De modo que, el derecho de petición tiene una doble dimensión: a) la posibilidad de acudir ante el destinatario y b) el derecho a obtener una respuesta pronta, congruente y de fondo con relación a la cuestión planteada. Es evidente entonces, que el contenido del derecho de petición no involucra el sentido de la respuesta, como quiera que aquel es diferente de lo pedido.

Por lo tanto, el juez constitucional que analiza la vulneración del artículo 23 de la Carta simplemente debe examinar si hay resolución o no de la solicitud respetuosamente presentada, pero no puede entrar a determinar el sentido de una respuesta, pues de hacerlo, estaría reemplazando a la administración y de contera, desconocería la discrecionalidad que le es propia al funcionario competente para resolver de fondo el asunto.

En el caso que concita la atención de la Sala, resulta acertada la decisión del juez de primer grado, al considerar la improcedencia del amparo en la medida que las entidades accionadas ofrecieron respuesta oportuna y congruente a las peticiones elevadas por el actor, en el sentido de advertirle que no es posible acceder a expedir certificación en la cual se acredite la prestación del servicio militar obligatorio en virtud de su permanencia como alumno de dicha institución, por cuanto su vinculación lo fue en calidad de estudiante y si bien se hace referencia al grado de cadete, ello no corresponde a ningún grado del Escalafón Militar y tampoco es equivalente al servicio militar obligatorio.

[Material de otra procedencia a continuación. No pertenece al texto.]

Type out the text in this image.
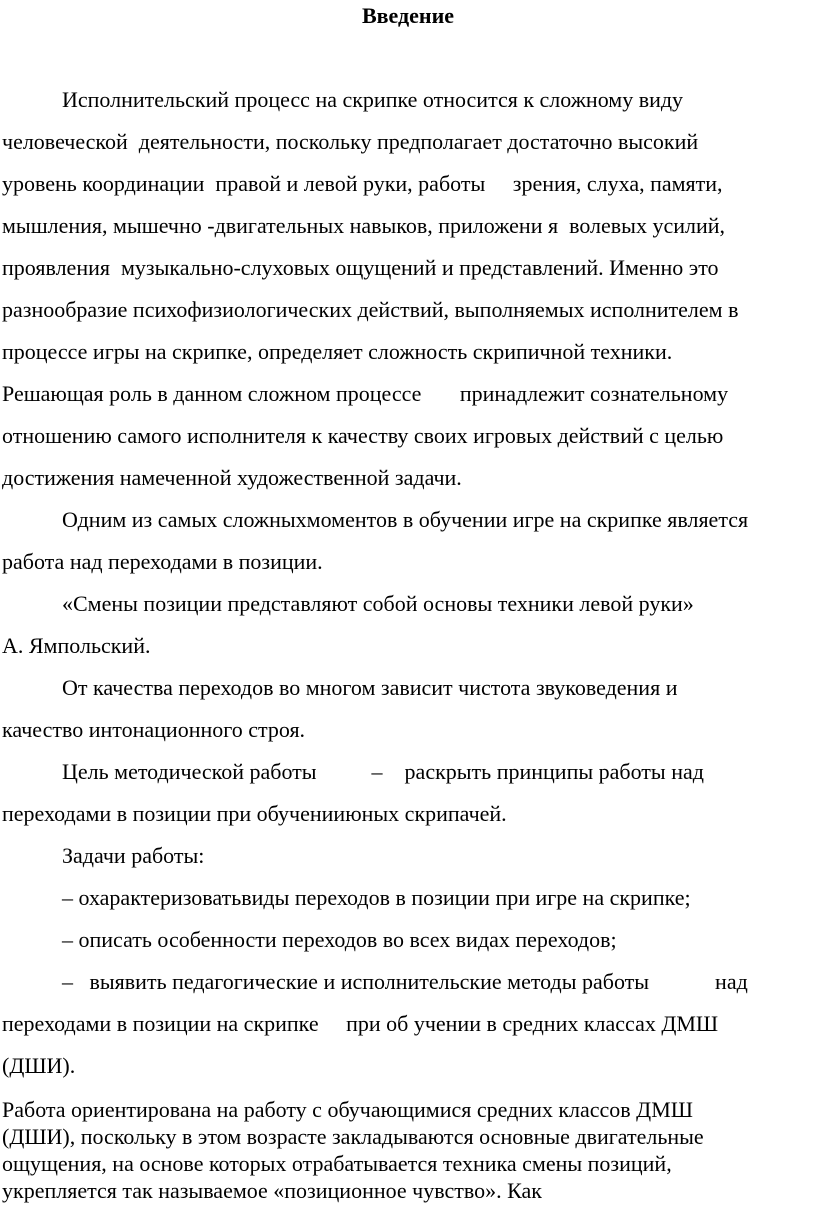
Введение
Исполнительский процесс на скрипке относится к сложному виду
человеческой  деятельности, поскольку предполагает достаточно высокий
уровень координации  правой и левой руки, работы     зрения, слуха, памяти,
мышления, мышечно -двигательных навыков, приложени я  волевых усилий,
проявления  музыкально-слуховых ощущений и представлений. Именно это
разнообразие психофизиологических действий, выполняемых исполнителем в
процессе игры на скрипке, определяет сложность скрипичной техники.
Решающая роль в данном сложном процессе       принадлежит сознательному
отношению самого исполнителя к качеству своих игровых действий с целью
достижения намеченной художественной задачи.
Одним из самых сложныхмоментов в обучении игре на скрипке является
работа над переходами в позиции.
«Смены позиции представляют собой основы техники левой руки»
А. Ямпольский.
От качества переходов во многом зависит чистота звуковедения и
качество интонационного строя.
Цель методической работы          –    раскрыть принципы работы над
переходами в позиции при обученииюных скрипачей.
Задачи работы:
– охарактеризоватьвиды переходов в позиции при игре на скрипке;
– описать особенности переходов во всех видах переходов;
–   выявить педагогические и исполнительские методы работы            над
переходами в позиции на скрипке     при об учении в средних классах ДМШ
(ДШИ).
Работа ориентирована на работу с обучающимися средних классов ДМШ
(ДШИ), поскольку в этом возрасте закладываются основные двигательные
ощущения, на основе которых отрабатывается техника смены позиций,
укрепляется так называемое «позиционное чувство». Как
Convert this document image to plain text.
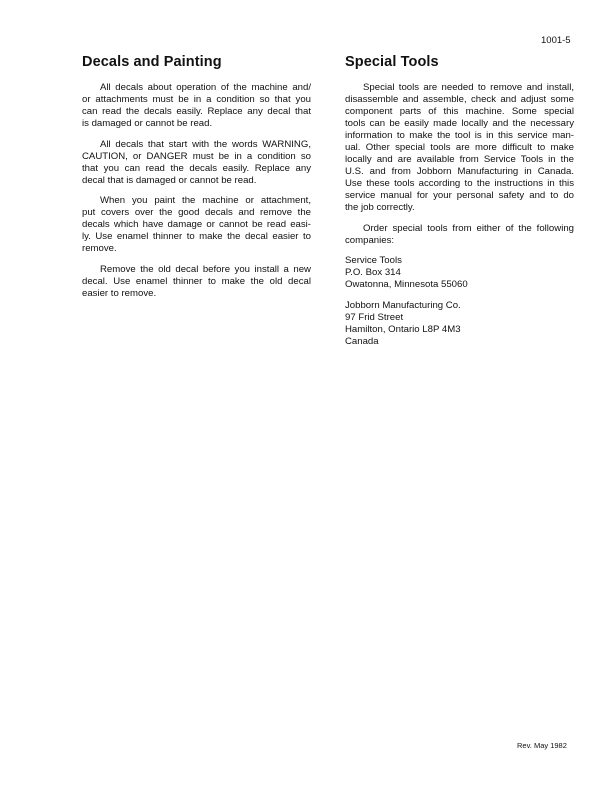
1001-5
Decals and Painting
All decals about operation of the machine and/
or attachments must be in a condition so that you
can read the decals easily. Replace any decal that
is damaged or cannot be read.
All decals that start with the words WARNING,
CAUTION, or DANGER must be in a condition so
that you can read the decals easily. Replace any
decal that is damaged or cannot be read.
When you paint the machine or attachment,
put covers over the good decals and remove the
decals which have damage or cannot be read easi-
ly. Use enamel thinner to make the decal easier to
remove.
Remove the old decal before you install a new
decal. Use enamel thinner to make the old decal
easier to remove.
Special Tools
Special tools are needed to remove and install,
disassemble and assemble, check and adjust some
component parts of this machine. Some special
tools can be easily made locally and the necessary
information to make the tool is in this service man-
ual. Other special tools are more difficult to make
locally and are available from Service Tools in the
U.S. and from Jobborn Manufacturing in Canada.
Use these tools according to the instructions in this
service manual for your personal safety and to do
the job correctly.
Order special tools from either of the following
companies:
Service Tools
P.O. Box 314
Owatonna, Minnesota 55060
Jobborn Manufacturing Co.
97 Frid Street
Hamilton, Ontario L8P 4M3
Canada
Rev. May 1982
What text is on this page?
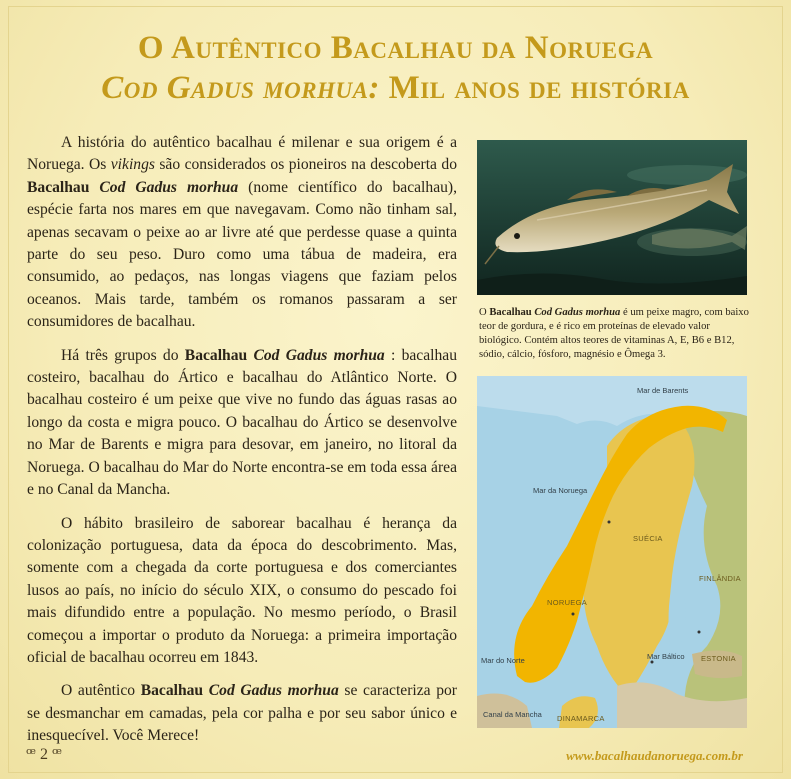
O Autêntico Bacalhau da Noruega
Cod Gadus morhua: Mil anos de história

A história do autêntico bacalhau é milenar e sua origem é a Noruega. Os vikings são considerados os pioneiros na descoberta do Bacalhau Cod Gadus morhua (nome científico do bacalhau), espécie farta nos mares em que navegavam. Como não tinham sal, apenas secavam o peixe ao ar livre até que perdesse quase a quinta parte do seu peso. Duro como uma tábua de madeira, era consumido, ao pedaços, nas longas viagens que faziam pelos oceanos. Mais tarde, também os romanos passaram a ser consumidores de bacalhau.

Há três grupos do Bacalhau Cod Gadus morhua : bacalhau costeiro, bacalhau do Ártico e bacalhau do Atlântico Norte. O bacalhau costeiro é um peixe que vive no fundo das águas rasas ao longo da costa e migra pouco. O bacalhau do Ártico se desenvolve no Mar de Barents e migra para desovar, em janeiro, no litoral da Noruega. O bacalhau do Mar do Norte encontra-se em toda essa área e no Canal da Mancha.

O hábito brasileiro de saborear bacalhau é herança da colonização portuguesa, data da época do descobrimento. Mas, somente com a chegada da corte portuguesa e dos comerciantes lusos ao país, no início do século XIX, o consumo do pescado foi mais difundido entre a população. No mesmo período, o Brasil começou a importar o produto da Noruega: a primeira importação oficial de bacalhau ocorreu em 1843.

O autêntico Bacalhau Cod Gadus morhua se caracteriza por se desmanchar em camadas, pela cor palha e por seu sabor único e inesquecível. Você Merece!

O Bacalhau Cod Gadus morhua é um peixe magro, com baixo teor de gordura, e é rico em proteínas de elevado valor biológico. Contém altos teores de vitaminas A, E, B6 e B12, sódio, cálcio, fósforo, magnésio e Ômega 3.
Mar de Barents
Mar da Noruega
NORUEGA
SUÉCIA
FINLÂNDIA
Mar do Norte	Mar Báltico ESTONIA
DINAMARCA
Canal da Mancha
ꟹ 2 ꟹ	www.bacalhaudanoruega.com.br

En este orden de ideas, resulta claro que la autoridad accionada cumplió con el ejercicio de sus funciones en lo que respecta a las peticiones que han sido puestos bajo su conocimiento, lo que implica que no puede predicarse que hubiese desconocido las garantías fundamentales que asisten al acciónate. Basten las anteriores motivaciones para impartir confirmación a la sentencia objeto de alzada.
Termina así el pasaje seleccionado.